Folha de S. Paulo


Análise

Dilma virou a página e não voltará à ira

Se alguém espera uma reação do governo brasileiro às novas informações sobre grampos americanos idêntica à de 2013, quando surgiram as primeiras revelações de espionagem, vai esperar o resto da vida.

Primeiro porque a espionagem revelada há dois anos atingia o mais alto nível da República, a própria presidente.

Era um insulto que precisava ser respondido à altura, sob pena de desmoralizar Dilma Rousseff e o seu governo.

Roberto Stuckert Filho-29.jun.15/Presidência da República
Dilma Rousseff passeia com Barack Obama pelo memorial a Martin Luther King em Washington
Dilma Rousseff passeia com Barack Obama pelo memorial a Martin Luther King em Washington

Se os Estados Unidos se dispunham ao máximo (vigiar a presidente), é evidente que também se disporiam a olhar para o andar abaixo dela (seus embaixadores, altos funcionários etc).

A reação agora terá, logicamente, que ser mais branda, à altura do menor nível dos espionados.

Mas, acima de tudo, à altura também ou principalmente de uma inflexão, embora sutil, na política externa, que passa a privilegiar os aliados mais tradicionais (caso específico dos Estados Unidos), sem desprezar os novos amigos, para usar a linguagem cautelosa do Itamaraty.

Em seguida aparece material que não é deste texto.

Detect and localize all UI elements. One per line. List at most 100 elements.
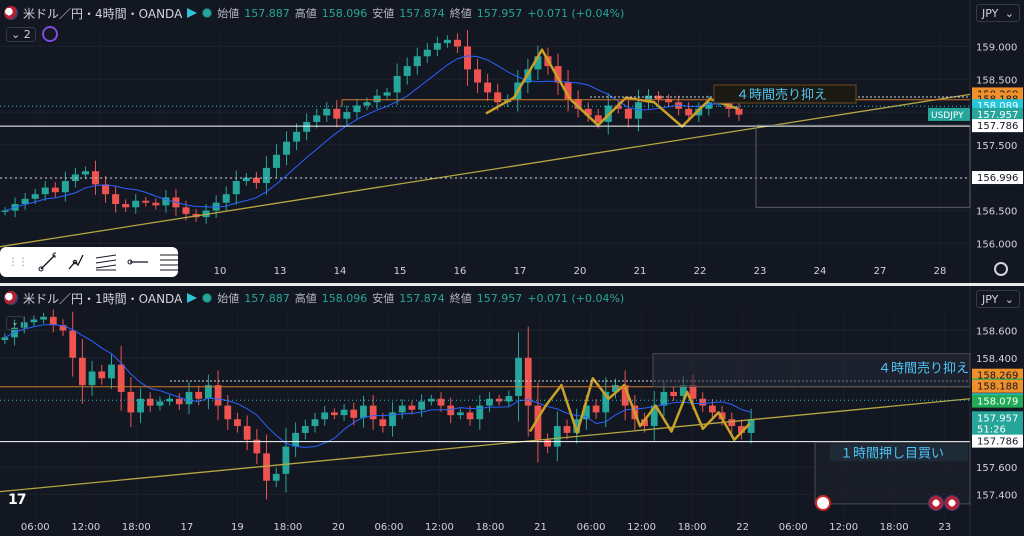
x-tick-label: 18:00 — [476, 522, 505, 533]
event-marker-icon[interactable] — [815, 495, 831, 511]
indicator-count-chip[interactable]: ⌄ 2 — [6, 26, 36, 42]
indicator-count: 2 — [23, 27, 31, 41]
candle-body — [313, 115, 321, 122]
currency-select[interactable]: JPY ⌄ — [976, 4, 1020, 22]
annotation-label: ４時間売り抑え — [878, 360, 969, 376]
close-label: 終値 — [449, 292, 472, 305]
candle-body — [574, 98, 582, 109]
candle-body — [146, 398, 154, 406]
fib-channel-tool-icon[interactable] — [94, 252, 117, 272]
tradingview-logo-icon[interactable]: 17 — [8, 492, 27, 508]
pane-separator[interactable] — [0, 283, 1024, 286]
candle-body — [20, 322, 28, 328]
candle-body — [554, 66, 562, 83]
candle-body — [592, 405, 600, 413]
wave-pattern-drawing — [528, 377, 751, 441]
symbol-title[interactable]: 米ドル／円・4時間・OANDA — [23, 6, 183, 21]
candle-body — [563, 426, 571, 433]
candle-body — [283, 141, 291, 155]
collapse-legend-button[interactable]: ⌄ — [6, 316, 24, 330]
candle-body — [494, 92, 502, 103]
usd-jpy-flag-icon — [4, 6, 18, 20]
candle-body — [453, 39, 461, 47]
price-tag: 158.079 — [977, 397, 1018, 408]
chevron-down-icon: ⌄ — [1004, 6, 1014, 20]
candle-body — [689, 385, 697, 399]
candle-body — [389, 412, 396, 427]
countdown-label: 51:26 — [977, 424, 1006, 435]
legend-4h: 米ドル／円・4時間・OANDA 始値 157.887 高値 158.096 安値 15… — [4, 3, 624, 23]
annotation-label: ４時間売り抑え — [736, 87, 827, 103]
candle-body — [59, 325, 67, 331]
wave-pattern-drawing — [485, 48, 739, 128]
candle-body — [293, 131, 301, 142]
open-value: 157.887 — [244, 291, 290, 305]
symbol-title[interactable]: 米ドル／円・1時間・OANDA — [23, 291, 183, 306]
candle-body — [695, 108, 703, 116]
chart-pane-1h[interactable]: 06:00 12:00 18:00 17 19 18:00 20 06:00 12:00 18:0… — [0, 286, 1024, 536]
candle-body — [433, 43, 441, 50]
us-event-flag-icon[interactable] — [928, 495, 944, 511]
chart-1h-canvas[interactable]: 06:00 12:00 18:00 17 19 18:00 20 06:00 12:00 18:0… — [0, 286, 1024, 536]
candle-body — [243, 426, 251, 440]
high-label: 高値 — [294, 7, 317, 20]
candle-body — [408, 405, 416, 410]
annotation-label: １時間押し目買い — [840, 446, 944, 461]
y-tick-label: 159.000 — [976, 42, 1017, 53]
high-label: 高値 — [294, 292, 317, 305]
candle-body — [242, 177, 250, 182]
symbol-tag-bg — [928, 107, 970, 121]
indicators-toggle[interactable]: ⌄ 2 — [6, 26, 58, 42]
candle-body — [423, 49, 431, 57]
settings-gear-icon[interactable] — [994, 262, 1008, 276]
x-tick-label: 19 — [231, 522, 244, 533]
high-value: 158.096 — [321, 291, 368, 305]
candle-body — [725, 98, 733, 109]
symbol-tag: USDJPY — [931, 111, 964, 121]
path-tool-icon[interactable] — [66, 252, 84, 272]
fib-retracement-tool-icon[interactable] — [158, 252, 178, 272]
candle-body — [343, 112, 351, 119]
price-tag-bg — [972, 411, 1023, 436]
candle-body — [195, 391, 203, 399]
candle-body — [621, 385, 629, 406]
currency-select[interactable]: JPY ⌄ — [976, 290, 1020, 308]
candle-body — [466, 412, 474, 420]
candle-body — [393, 75, 401, 93]
x-tick-label: 06:00 — [577, 522, 606, 533]
indicator-icon[interactable] — [41, 26, 58, 42]
horizontal-ray-tool-icon[interactable] — [126, 252, 148, 272]
candle-body — [564, 82, 572, 99]
x-tick-label: 21 — [634, 266, 647, 277]
candle-body — [524, 357, 532, 406]
us-event-flag-icon[interactable] — [944, 495, 960, 511]
candle-body — [117, 364, 125, 392]
drag-handle-icon[interactable]: ⋮⋮ — [8, 256, 28, 268]
x-tick-label: 18:00 — [273, 522, 302, 533]
trend-line — [0, 398, 971, 493]
trend-line-tool-icon[interactable] — [38, 252, 57, 272]
candle-body — [272, 154, 281, 168]
candle-body — [142, 200, 150, 203]
candle-body — [137, 398, 144, 413]
market-open-icon — [202, 293, 213, 303]
x-tick-label: 12:00 — [425, 522, 454, 533]
candle-body — [253, 439, 261, 454]
price-tag-bg — [972, 368, 1023, 382]
x-tick-label: 23 — [938, 522, 951, 533]
x-tick-label: 17 — [180, 522, 193, 533]
price-tag: 158.188 — [977, 382, 1018, 393]
candle-body — [333, 108, 341, 119]
price-tag: 157.957 — [977, 110, 1018, 121]
candle-body — [40, 316, 48, 320]
candle-body — [152, 202, 160, 206]
price-tag: 157.957 — [977, 413, 1018, 424]
candle-body — [735, 108, 743, 115]
low-label: 安値 — [372, 7, 395, 20]
candle-body — [61, 181, 69, 193]
candle-body — [418, 401, 426, 410]
chart-4h-canvas[interactable]: 78910131415161720212223242728159.000158.… — [0, 0, 1024, 283]
chart-pane-4h[interactable]: 78910131415161720212223242728159.000158.… — [0, 0, 1024, 283]
y-tick-label: 157.600 — [976, 463, 1017, 474]
candle-body — [398, 405, 406, 413]
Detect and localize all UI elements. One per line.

Depois de que os dois governos declararam, há pouquíssimos dias, que o episódio da espionagem de 2013 é "página virada", que sentido teria retornar a ela agora?

Se a única "agenda positiva" para Dilma, nos últimos muitos meses, foi exatamente o bom resultado de sua viagem aos Estados Unidos, que sentido teria deletá-la com uma reação irada?

Complicar o relacionamento com Washington contrariaria, além disso, dois dos ministros que mais estão trabalhando em agendas positivas, o do Desenvolvimento, Indústria e Comércio, Armando Monteiro, e a da Agricultura, Kátia Abreu.

São eles que mais empurram o governo para acariciar Washington. E podem, melhor ainda, exibir resultados positivos (a liberação da importação de carne e um acordo de facilitação do comércio).

Quem, internamente, aplaudiria Dilma se resolvesse engrossar de novo a voz com os Estados Unidos? Só os setores de esquerda, inclusive os do PT, que, de todo modo, não aceitam a política econômica, o que os impede de reaproximar-se da presidente.

Não custa lembrar por fim que quase dois terços dos brasileiros (63% exatamente) confiam nas posições que o presidente Barack Obama adota em política internacional, conforme recente pesquisa do Pew Research Center.

É óbvio que espionagem faz parte dessa política.

Encrencar com ela, portanto, não faria bem para a popularidade da presidente, tão baixa no momento que tudo que ela dispensa é atrito com quem quer que seja.